Originally called Diatranz, the company - which is developing a new way to treat diabetes - moved to Australia two years ago after the NZ Government refused to approve trials of its novel technique for transplanting insulin-producing pig cells into people with diabetes.
LCT has since widened the applications for its cell transplant technology and now has patents on treatments for Huntington's Disease and haemophilia.
Media across the Tasman are tipping the company as an exciting Australian biotech prospect.
Despite that, managing director Dr Paul Tan says he is hoping Kiwis will take up the opportunity to invest in the float, which closes on Wednesday.

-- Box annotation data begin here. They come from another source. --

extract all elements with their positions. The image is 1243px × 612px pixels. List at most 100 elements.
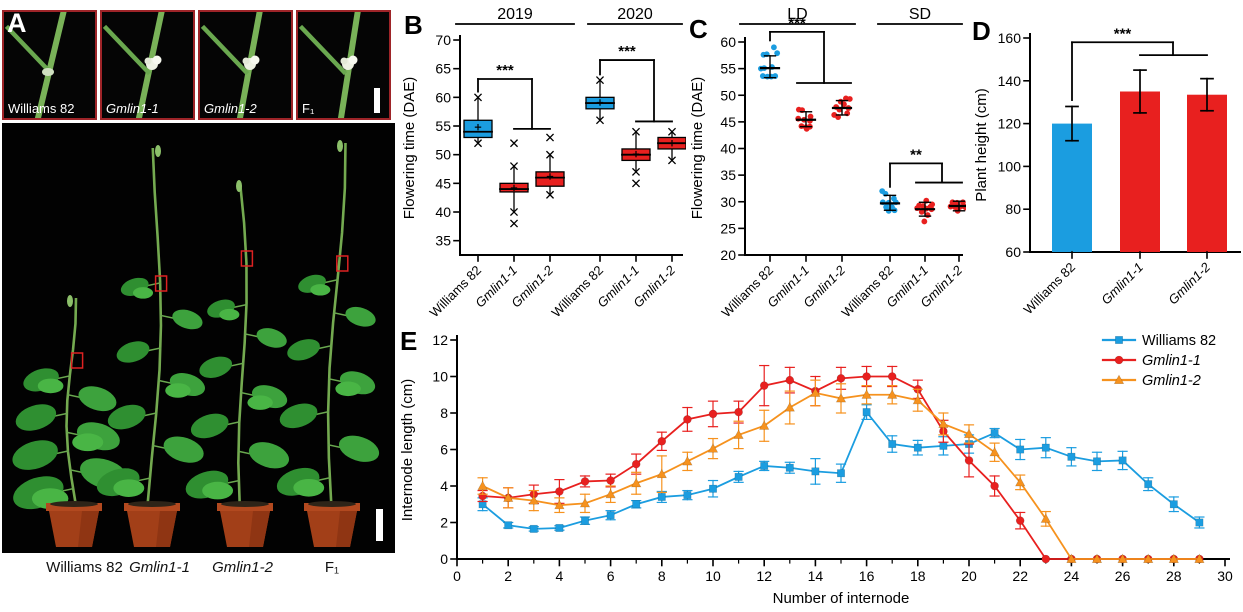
- svg-text:24: 24: [1064, 568, 1080, 584]
- dots-Gmlin1-1: Gmlin1-1: [764, 106, 817, 310]
- svg-text:***: ***: [788, 15, 806, 32]
- svg-text:10: 10: [705, 568, 721, 584]
- svg-text:45: 45: [720, 114, 736, 130]
- photo-label: Williams 82: [8, 101, 75, 116]
- flower-marker-box: [336, 255, 349, 272]
- svg-text:50: 50: [435, 147, 451, 163]
- svg-text:12: 12: [432, 332, 448, 348]
- plant-label-williams-82: Williams 82: [46, 559, 123, 576]
- svg-text:8: 8: [658, 568, 666, 584]
- box-Gmlin1-2: Gmlin1-2: [508, 133, 565, 310]
- svg-text:140: 140: [998, 73, 1022, 89]
- svg-text:18: 18: [910, 568, 926, 584]
- svg-text:**: **: [910, 146, 922, 163]
- bar-Gmlin1-1: Gmlin1-1: [1098, 69, 1160, 308]
- svg-text:Williams 82: Williams 82: [719, 263, 777, 321]
- flower-marker-box: [70, 352, 84, 369]
- svg-text:40: 40: [720, 141, 736, 157]
- svg-text:Number of internode: Number of internode: [773, 590, 910, 607]
- svg-text:25: 25: [720, 220, 736, 236]
- scale-bar: [376, 509, 383, 541]
- stem-photo-illustration: [102, 12, 193, 118]
- photo-gmlin1-1: Gmlin1-1: [100, 10, 195, 120]
- svg-text:Gmlin1-2: Gmlin1-2: [1165, 259, 1213, 307]
- svg-text:50: 50: [720, 87, 736, 103]
- svg-text:4: 4: [440, 478, 448, 494]
- panel-d-barchart: 60 80 100 120 140 160 Plant height (cm) William…: [973, 25, 1241, 318]
- whole-plant-photo: [2, 123, 395, 553]
- stem-photo-illustration: [200, 12, 291, 118]
- svg-text:0: 0: [453, 568, 461, 584]
- svg-text:60: 60: [720, 34, 736, 50]
- svg-text:22: 22: [1012, 568, 1028, 584]
- flower-marker-box: [154, 275, 168, 292]
- svg-text:20: 20: [720, 247, 736, 263]
- svg-text:80: 80: [1005, 201, 1021, 217]
- svg-text:12: 12: [756, 568, 772, 584]
- panel-e: E 0 2 4 6 8 10 12 0 2 4 6 8 10 12 14 16 18 20 22 24 26 28 30 Nu…: [398, 322, 1243, 612]
- panel-letter-e: E: [400, 326, 418, 356]
- photo-williams-82: A Williams 82: [2, 8, 97, 120]
- sig-bracket: ***: [477, 62, 551, 130]
- svg-text:30: 30: [1217, 568, 1233, 584]
- group-header-SD: SD: [877, 6, 963, 25]
- svg-text:Plant height (cm): Plant height (cm): [973, 88, 990, 201]
- group-header-2019: 2019: [455, 6, 575, 25]
- photo-label: Gmlin1-2: [204, 101, 257, 116]
- panel-c-dotplot: 20 25 30 35 40 45 50 55 60 Flowering time (DAE) LD…: [689, 6, 971, 321]
- svg-text:6: 6: [440, 442, 448, 458]
- svg-text:Gmlin1-1: Gmlin1-1: [1142, 353, 1201, 369]
- panel-letter-d: D: [972, 16, 991, 46]
- plant-label-f1: F₁: [324, 559, 340, 576]
- box-Gmlin1-1: Gmlin1-1: [472, 139, 529, 310]
- photo-gmlin1-2: Gmlin1-2: [198, 10, 293, 120]
- svg-text:Internode length (cm): Internode length (cm): [399, 379, 416, 522]
- svg-text:2020: 2020: [617, 6, 653, 23]
- svg-text:6: 6: [607, 568, 615, 584]
- panel-letter-a: A: [7, 8, 27, 38]
- panel-letter-c: C: [689, 14, 708, 44]
- svg-text:120: 120: [998, 116, 1022, 132]
- box-Williams 82: Williams 82: [549, 76, 615, 320]
- svg-text:45: 45: [435, 175, 451, 191]
- svg-text:160: 160: [998, 30, 1022, 46]
- svg-text:Williams 82: Williams 82: [839, 263, 897, 321]
- sig-bracket: ***: [1071, 25, 1208, 101]
- plant-label-gmlin1-2: Gmlin1-2: [212, 559, 273, 576]
- svg-text:Williams 82: Williams 82: [1021, 260, 1079, 318]
- bar-Gmlin1-2: Gmlin1-2: [1165, 77, 1227, 307]
- svg-text:16: 16: [859, 568, 875, 584]
- bar-Williams 82: Williams 82: [1021, 105, 1092, 318]
- sig-bracket: **: [889, 146, 963, 188]
- svg-text:70: 70: [435, 32, 451, 48]
- series-Gmlin1-2: [477, 379, 1205, 563]
- sig-bracket: ***: [769, 15, 852, 84]
- photo-label: Gmlin1-1: [106, 101, 159, 116]
- group-header-LD: LD: [739, 6, 856, 25]
- svg-text:14: 14: [808, 568, 824, 584]
- svg-text:Williams 82: Williams 82: [427, 263, 485, 321]
- svg-text:8: 8: [440, 405, 448, 421]
- svg-text:Flowering time (DAE): Flowering time (DAE): [401, 77, 418, 220]
- svg-text:Gmlin1-1: Gmlin1-1: [1098, 260, 1146, 308]
- panel-c: C 20 25 30 35 40 45 50 55 60 Flowering time (DAE)…: [686, 0, 971, 322]
- svg-text:65: 65: [435, 61, 451, 77]
- panel-letter-b: B: [404, 10, 423, 40]
- svg-text:LD: LD: [787, 6, 807, 23]
- svg-text:55: 55: [435, 118, 451, 134]
- panel-d: D 60 80 100 120 140 160 Plant height (cm) Willi…: [966, 0, 1243, 322]
- sig-bracket: ***: [599, 43, 673, 123]
- panel-a-photo-strip: A Williams 82 Gmlin1-1 Gmlin1-2 F₁: [2, 8, 395, 120]
- panel-b: B 35 40 45 50 55 60 65 70 Flowering time (DAE) 20…: [398, 0, 687, 322]
- svg-text:20: 20: [961, 568, 977, 584]
- axes: 35 40 45 50 55 60 65 70 Flowering time (DAE): [401, 32, 683, 256]
- svg-text:0: 0: [440, 551, 448, 567]
- panel-b-boxplot: 35 40 45 50 55 60 65 70 Flowering time (DAE) 2019…: [401, 6, 687, 321]
- svg-text:Gmlin1-2: Gmlin1-2: [1142, 373, 1201, 389]
- svg-text:60: 60: [1005, 244, 1021, 260]
- stem-photo-illustration: [298, 12, 389, 118]
- svg-text:Williams 82: Williams 82: [1142, 333, 1216, 349]
- photo-label: F₁: [302, 101, 315, 116]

LCT plans to raise about $5 million through a rights issue, which will allow existing shareholders to apply for one share for every two shares held. Another $2.2 million will be raised through the offer of 10 million shares to the public.
Shares are being issued at 20Ac each. After listing, the company will have a market capitalisation of nearly $20 million.
This will be used to complete pre-clinical trials of its three patented products and to prepare its application for the regulatory approval needed to begin human clinical trials.
Tan said he hoped the diabetes treatment would be ready to begin US Food and Drug Administration trials by the end of next year.
Response to the offer across the Tasman had been enormous, he said, with positive feedback from biotech analysts.
LCT retains a research and development facility in Auckland and one of its key shareholders is Warehouse founder Stephen Tindall.
It was co-founded in 1987 by chief executive David Collinson, who began researching diabetes treatments after his son was diagnosed as a sufferer.